Lastly on the friend front, one of my very favorite people made it to state in OAP. Actually, a lot of my very favorite people made it to state in OAP, but this person in particular asked me to come down to be with him as part of his family and team. I couldn’t refuse. I got to hang out with people I get to see maybe once a year, watched brilliant theatrical productions, and was there for my friend and his kids to celebrate the beautiful art they created. (Side note: I don’t normally cry during plays -- his made me UGLY cry.)

ALSO, both of my brothers are moving back home. We’ve been house hunting so many times I feel like I’ve seen the inside of every house in our town, and I’ve edited so many resumes and cover letters and provided insight on job interviews and helped set up countless meetings with colleagues that I can hardly see straight. I am excited about this change and glad to help my brothers with anything, but it has been quite a lot.

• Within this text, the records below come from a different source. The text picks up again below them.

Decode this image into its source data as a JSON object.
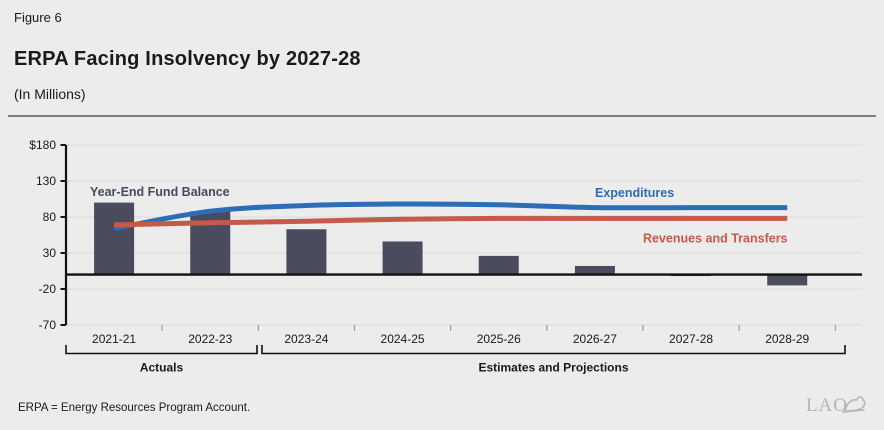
{
  "page": {
    "figure_label": "Figure 6",
    "title": "ERPA Facing Insolvency by 2027-28",
    "subtitle": "(In Millions)",
    "footnote": "ERPA = Energy Resources Program Account.",
    "logo_text": "LAO"
  },
  "colors": {
    "background": "#ebeceb",
    "gridline": "#dcdddc",
    "axis": "#111111",
    "bar": "#4a4b5d",
    "expenditures_blue": "#2d6db5",
    "revenues_red": "#c35a4b",
    "fund_balance_label": "#47495f",
    "divider_gray": "#7c7e7d",
    "logo_gray": "#b4b6b5",
    "category_tick": "#9a9c9b"
  },
  "chart_data": {
    "type": "bar+line combo",
    "title": "ERPA Facing Insolvency by 2027-28",
    "units_label": "(In Millions)",
    "categories": [
      "2021-21",
      "2022-23",
      "2023-24",
      "2024-25",
      "2025-26",
      "2026-27",
      "2027-28",
      "2028-29"
    ],
    "series": [
      {
        "name": "Year-End Fund Balance",
        "kind": "bar",
        "color": "#4a4b5d",
        "label_color": "#47495f",
        "values": [
          100,
          88,
          63,
          46,
          26,
          12,
          -2,
          -15
        ]
      },
      {
        "name": "Expenditures",
        "kind": "line",
        "color": "#2d6db5",
        "label_color": "#2d6db5",
        "values": [
          64,
          88,
          96,
          98,
          97,
          93,
          93,
          93
        ]
      },
      {
        "name": "Revenues and Transfers",
        "kind": "line",
        "color": "#c35a4b",
        "label_color": "#c35a4b",
        "values": [
          69,
          72,
          74,
          77,
          78,
          78,
          78,
          78
        ]
      }
    ],
    "y_ticks": [
      180,
      130,
      80,
      30,
      -20,
      -70
    ],
    "y_tick_labels": [
      "$180",
      "130",
      "80",
      "30",
      "-20",
      "-70"
    ],
    "ylim": [
      -70,
      180
    ],
    "grid": "horizontal",
    "legend": "inline series labels",
    "x_groups": [
      {
        "label": "Actuals",
        "start": 0,
        "end": 1
      },
      {
        "label": "Estimates and Projections",
        "start": 2,
        "end": 7
      }
    ]
  }
}
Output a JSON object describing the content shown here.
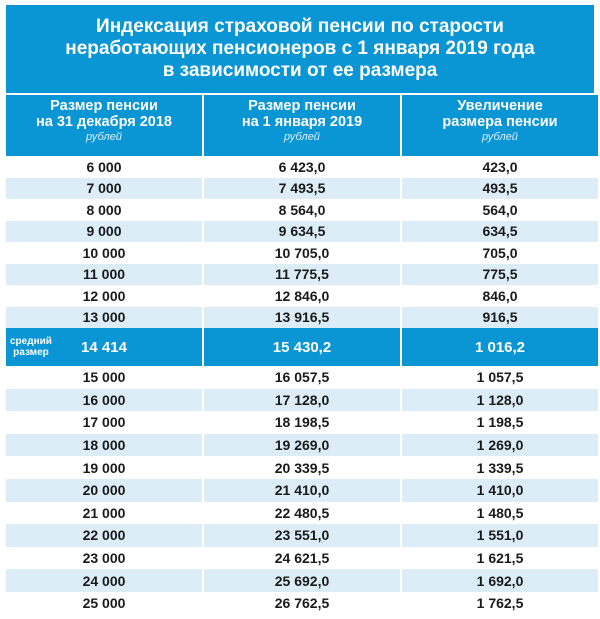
{
  "title": [
    "Индексация страховой пенсии по старости",
    "неработающих пенсионеров с 1 января 2019 года",
    "в зависимости от ее размера"
  ],
  "columns": [
    {
      "line1": "Размер пенсии",
      "line2": "на 31 декабря 2018",
      "unit": "рублей"
    },
    {
      "line1": "Размер пенсии",
      "line2": "на 1 января 2019",
      "unit": "рублей"
    },
    {
      "line1": "Увеличение",
      "line2": "размера пенсии",
      "unit": "рублей"
    }
  ],
  "rows_before": [
    [
      "6 000",
      "6 423,0",
      "423,0"
    ],
    [
      "7 000",
      "7 493,5",
      "493,5"
    ],
    [
      "8 000",
      "8 564,0",
      "564,0"
    ],
    [
      "9 000",
      "9 634,5",
      "634,5"
    ],
    [
      "10 000",
      "10 705,0",
      "705,0"
    ],
    [
      "11 000",
      "11 775,5",
      "775,5"
    ],
    [
      "12 000",
      "12 846,0",
      "846,0"
    ],
    [
      "13 000",
      "13 916,5",
      "916,5"
    ]
  ],
  "average": {
    "label1": "средний",
    "label2": "размер",
    "values": [
      "14 414",
      "15 430,2",
      "1 016,2"
    ]
  },
  "rows_after": [
    [
      "15 000",
      "16 057,5",
      "1 057,5"
    ],
    [
      "16 000",
      "17 128,0",
      "1 128,0"
    ],
    [
      "17 000",
      "18 198,5",
      "1 198,5"
    ],
    [
      "18 000",
      "19 269,0",
      "1 269,0"
    ],
    [
      "19 000",
      "20 339,5",
      "1 339,5"
    ],
    [
      "20 000",
      "21 410,0",
      "1 410,0"
    ],
    [
      "21 000",
      "22 480,5",
      "1 480,5"
    ],
    [
      "22 000",
      "23 551,0",
      "1 551,0"
    ],
    [
      "23 000",
      "24 621,5",
      "1 621,5"
    ],
    [
      "24 000",
      "25 692,0",
      "1 692,0"
    ],
    [
      "25 000",
      "26 762,5",
      "1 762,5"
    ]
  ]
}
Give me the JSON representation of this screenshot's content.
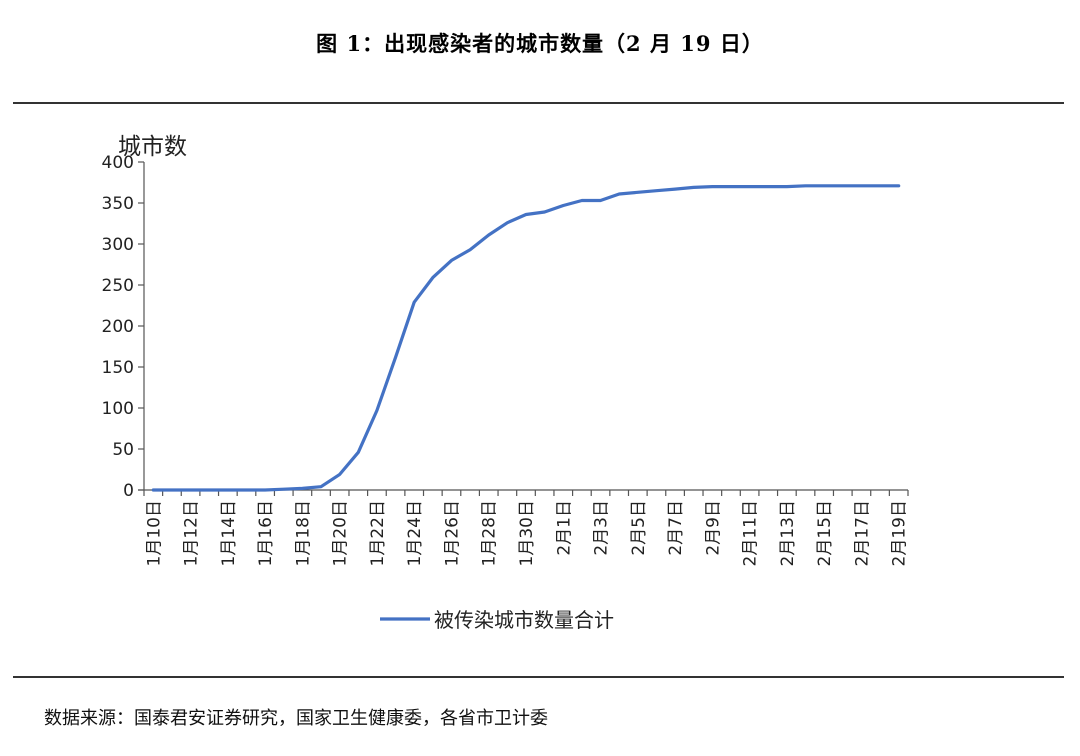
{
  "figure": {
    "title": "图 1：出现感染者的城市数量（2 月 19 日）",
    "source": "数据来源：国泰君安证券研究，国家卫生健康委，各省市卫计委"
  },
  "chart_data": {
    "type": "line",
    "title": "图 1：出现感染者的城市数量（2 月 19 日）",
    "xlabel": "",
    "ylabel": "城市数",
    "ylim": [
      0,
      400
    ],
    "yticks": [
      0,
      50,
      100,
      150,
      200,
      250,
      300,
      350,
      400
    ],
    "grid": false,
    "legend_position": "bottom",
    "x": [
      "1月10日",
      "1月11日",
      "1月12日",
      "1月13日",
      "1月14日",
      "1月15日",
      "1月16日",
      "1月17日",
      "1月18日",
      "1月19日",
      "1月20日",
      "1月21日",
      "1月22日",
      "1月23日",
      "1月24日",
      "1月25日",
      "1月26日",
      "1月27日",
      "1月28日",
      "1月29日",
      "1月30日",
      "1月31日",
      "2月1日",
      "2月2日",
      "2月3日",
      "2月4日",
      "2月5日",
      "2月6日",
      "2月7日",
      "2月8日",
      "2月9日",
      "2月10日",
      "2月11日",
      "2月12日",
      "2月13日",
      "2月14日",
      "2月15日",
      "2月16日",
      "2月17日",
      "2月18日",
      "2月19日"
    ],
    "x_tick_labels": [
      "1月10日",
      "1月12日",
      "1月14日",
      "1月16日",
      "1月18日",
      "1月20日",
      "1月22日",
      "1月24日",
      "1月26日",
      "1月28日",
      "1月30日",
      "2月1日",
      "2月3日",
      "2月5日",
      "2月7日",
      "2月9日",
      "2月11日",
      "2月13日",
      "2月15日",
      "2月17日",
      "2月19日"
    ],
    "series": [
      {
        "name": "被传染城市数量合计",
        "color": "#4472c4",
        "values": [
          0,
          0,
          0,
          0,
          0,
          0,
          0,
          1,
          2,
          4,
          19,
          46,
          97,
          162,
          229,
          259,
          280,
          293,
          311,
          326,
          336,
          339,
          347,
          353,
          353,
          361,
          363,
          365,
          367,
          369,
          370,
          370,
          370,
          370,
          370,
          371,
          371,
          371,
          371,
          371,
          371
        ]
      }
    ]
  }
}
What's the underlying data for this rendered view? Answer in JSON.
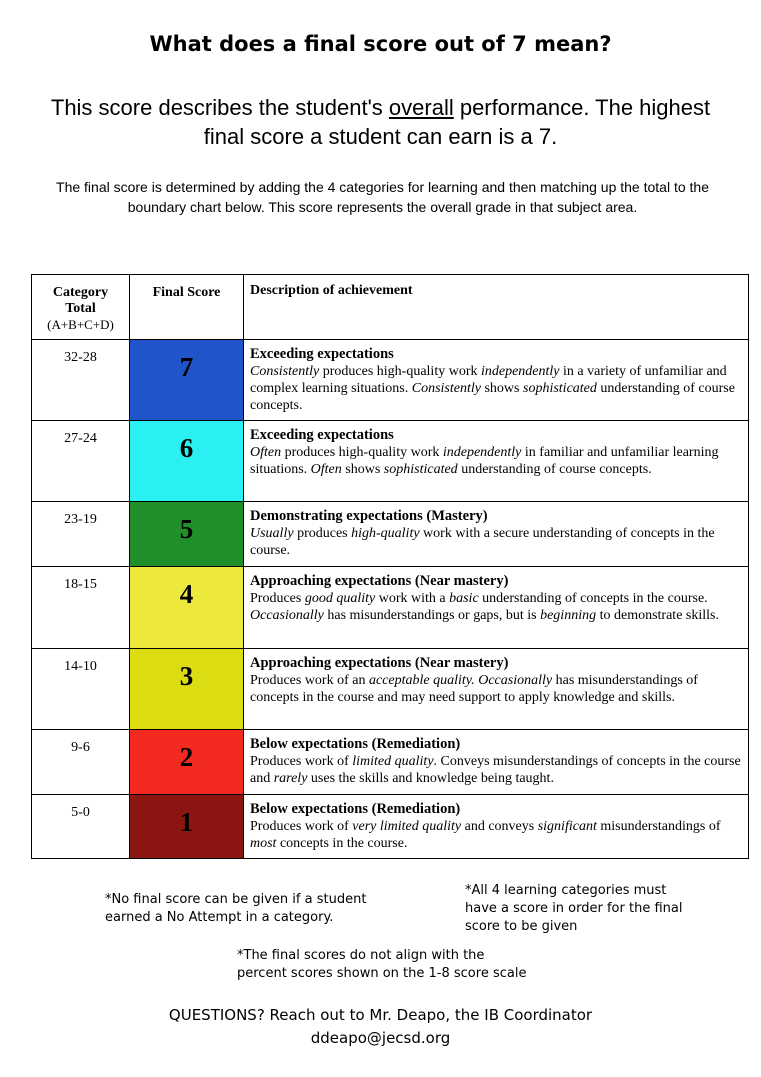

(Have you found the trend to my busy schedule yet?)

I also have had some very exciting news on the job front. For about a month I did some freelance work with an online curriculum company in an attempt to help get several of their courses officially approved by the Texas State Board of Education. That was immensely time consuming and at times mind numbing, but more than anything, hugely satisfying. It is the perfect use of my experience combined with my need to work from home. I still have a passion for education and good teaching. It is a learned passion, but it is a passion nonetheless. To be able to assist a company who makes exquisite curriculum get that curriculum in the hands of more teachers is one of the more rewarding jobs I could think of.

When that month was up, I began grading essays for state standardized tests. Now, this has not been hugely satisfying; however, it has been hugely enlightening. Reading through hundreds of essays I have been reminded how damn difficult it is to be a teacher. The combination of a flawed test and kids who don’t read (and so can’t write well) and teachers who are so desperate for their kids to pass the test they teach strictly to the test and so cannot teach good writing is painful to see.

I have spent the last four months being there for my people, which is something I will never not do.

So these past four months have been busy, and I haven’t written. Because these past four months have been full of the things I desperately love: Fine arts. Baseball. Educational tools that actually work. Brainstorming ways to improve the education we provide to students. I have spent the last four months reveling in my passions (that just so happen to be housed around high school children). More importantly, I have spent the last four months being there for my people, which is something I will never not do.

I haven’t quite been there for myself though. I have made money -- which is a super important thing I needed to do. I have reinforced my friendships and family bonds -- another super important thing. But I have not written, and that is problematic.

So, my vow to myself. As soon as I finish grading these essays (and after the older brother from Washington gets done with his visit this weekend), I am taking time again. I might disappear to another state. I could just hole up in my house. But you probably won’t see me for a few weeks. Because I have to get back to writing. I have missed it. I had forgotten what that felt like, but having had it on the forefront so recently and then to lose it again -- man, that’s been rough.

I will work on this balancing act -- me, my friends, family, money. I will work on not finding excuses. I make no promises because we all know how impossible those kinds of promises are to keep.

But I will make this one: I will continue to work on taking better care of myself. I know that it is a constant struggle, but I have come a long way in this journey already. The fact that there is still such tremendous room for growth and improvement is comforting and terrifying and a challenge I look forward to. I will not feel guilty for coming up short because I know that I am not done growing so, in fact, I can’t come up short. I will continue to love who I am and the journey that I am on. I am so happy to be on it.

(Okay, that’s more than one -- but it’s all in the same spirit, so it counts.)

I will not feel guilty for coming up short because I know that I am not done growing so, in fact, can’t come up short.